Support Paw-Some Organizations
This topic can feel stressful or overwhelming, so it can be hard to know how to help or make change. When we think on an individual level, tackling animal abuse seems impossible. Luckily, as a community we can work together and lean on each other to help every person — and animal — live happily. You can support organizations that fight against animal cruelty and support wagging tails. The American Society for the Prevention of Cruelty to Animals, or ASPCA, is a great place to start. You can make a one-time or monthly donation, set up planned monetary gifts, volunteer or foster a pet in need, even start your own fundraising campaign. ASPCA also offers information on humanely produced foods to make sure your purchases are supporting well-treated animals.
The Humane Society also offers many resources to learn about and prevent animal mistreatment. They are currently fighting against fur farming, which exploits foxes, minks, raccoons, dogs, and chinchillas around the world, just to become a fashion statement. Fur farms are terrible for animals and have high health risks to the public. Volunteering and supporting the Boulder Humane Society can make a local impact on the lives of furry friends that deserve happy and healthy lives. You can donate to save the lives of animals in need with a one time contribution or by becoming a monthly donor. This goes toward microchipping a dog or cat, transferring animals out of shelters, saving a life, supporting medical care, and more. For more resources to support locally, click here.
Lead with Love
In order to stop the patterns that allow animal abuse, we have to take the first step and show the animals in our lives unconditional love. When this becomes the norm, mistreatment will be easier to spot and stop. Part of being a responsible pet owner is learning about your pet’s needs and doing your best to meet these. This goes beyond just feeding and letting your pet outside when they need it. Take the time to figure out what kinds of affection your furry friend enjoys, how they play, and how they learn. Seek to understand why they might be doing something undesirable, like urinating outside the litter box or barking when the doorbell rings. Don’t be afraid to ask others around you for help in caring for your pet. All animals are deserving of the best quality care.

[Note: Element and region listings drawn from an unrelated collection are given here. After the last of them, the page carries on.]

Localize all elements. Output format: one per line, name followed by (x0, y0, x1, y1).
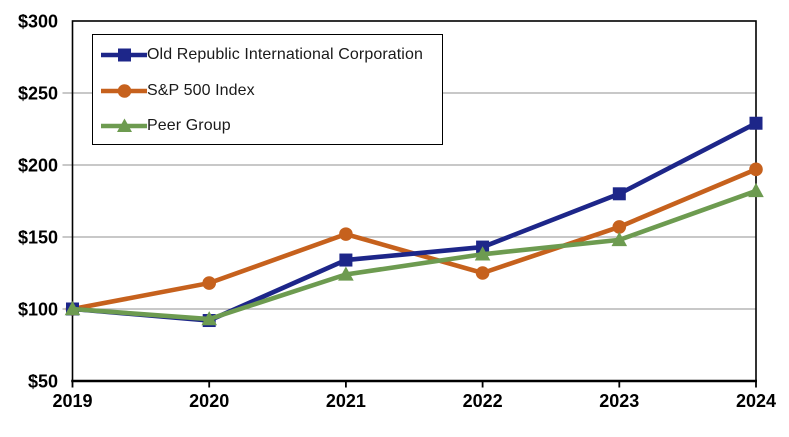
square-marker-icon (749, 116, 763, 130)
x-tick-label: 2020 (189, 391, 229, 411)
y-tick-label: $100 (18, 300, 58, 320)
circle-marker-icon (117, 83, 132, 98)
series-line-2 (72, 188, 757, 322)
y-tick-label: $50 (28, 372, 58, 392)
legend-item-ori: Old Republic International Corporation (101, 37, 442, 73)
x-tick-label: 2021 (326, 391, 366, 411)
legend-label-peer-group: Peer Group (147, 117, 231, 135)
triangle-marker-icon (474, 246, 491, 261)
legend-label-ori: Old Republic International Corporation (147, 45, 423, 63)
legend-label-sp500: S&P 500 Index (147, 81, 255, 99)
y-tick-label: $250 (18, 84, 58, 104)
circle-marker-icon (202, 276, 216, 290)
triangle-marker-icon (748, 182, 764, 198)
x-tick-label: 2024 (736, 391, 776, 411)
square-marker-icon (118, 48, 131, 62)
triangle-marker-icon (611, 231, 628, 247)
series-line-1 (72, 167, 757, 312)
x-tick-label: 2022 (463, 391, 503, 411)
triangle-marker-icon (117, 118, 132, 133)
square-marker-icon (101, 48, 147, 62)
y-tick-label: $300 (18, 12, 58, 32)
square-marker-icon (612, 187, 626, 201)
y-tick-label: $200 (18, 156, 58, 176)
triangle-marker-icon (201, 311, 217, 326)
circle-marker-icon (749, 162, 763, 177)
circle-marker-icon (612, 220, 627, 234)
chart-legend: Old Republic International Corporation S… (92, 34, 443, 145)
triangle-marker-icon (64, 301, 81, 316)
circle-marker-icon (101, 83, 147, 98)
legend-item-sp500: S&P 500 Index (101, 73, 442, 109)
legend-item-peer-group: Peer Group (101, 108, 442, 144)
x-tick-label: 2019 (52, 391, 92, 411)
triangle-marker-icon (101, 118, 147, 133)
triangle-marker-icon (338, 266, 354, 281)
circle-marker-icon (475, 266, 490, 280)
x-tick-label: 2023 (599, 391, 639, 411)
circle-marker-icon (339, 227, 353, 241)
y-tick-label: $150 (18, 228, 58, 248)
square-marker-icon (339, 253, 353, 267)
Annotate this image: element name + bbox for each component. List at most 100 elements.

It’s also important to avoid harsh punishment for misbehaving. This includes hitting, yanking on their collar or tail, ongoing yelling, and ignoring the animal. This does not teach cats or dogs to change their behaviors, but instead conditions them to feel guilty around undesirable behaviors or feel a general sense of fear and anxiety. Of course, punishment is not the same thing as abuse. When applied with the correct timing and in a constructive manner, some pets may benefit from positive correction. But when correction involves ongoing physical mistreatment, it does a lot more harm than good. Proper and appropriate training is designed to make an undesired behavior decrease, and if this is not working, the training is not effective and must be reassessed and changed. Instead of punishing, focus on teaching your pet the desirable behavior in various situations or redirect them to other actions. Learn more about punishment and what it means for training your pet here.
At Harmony Veterinary Center, we encourage animal safety and promote speaking up if you see an animal in your community that is in danger. Especially while an abusive situation is going on, put your own physical and emotional safety first. Resources are available for reporting possible animal cruelty. Also, you can enlist the help of those in your community to remind others that animal mistreatment is not acceptable. If you can, offer help or support to pet owners that aren’t able to give their companions enough care. As a community, we can better the lives of pets and people.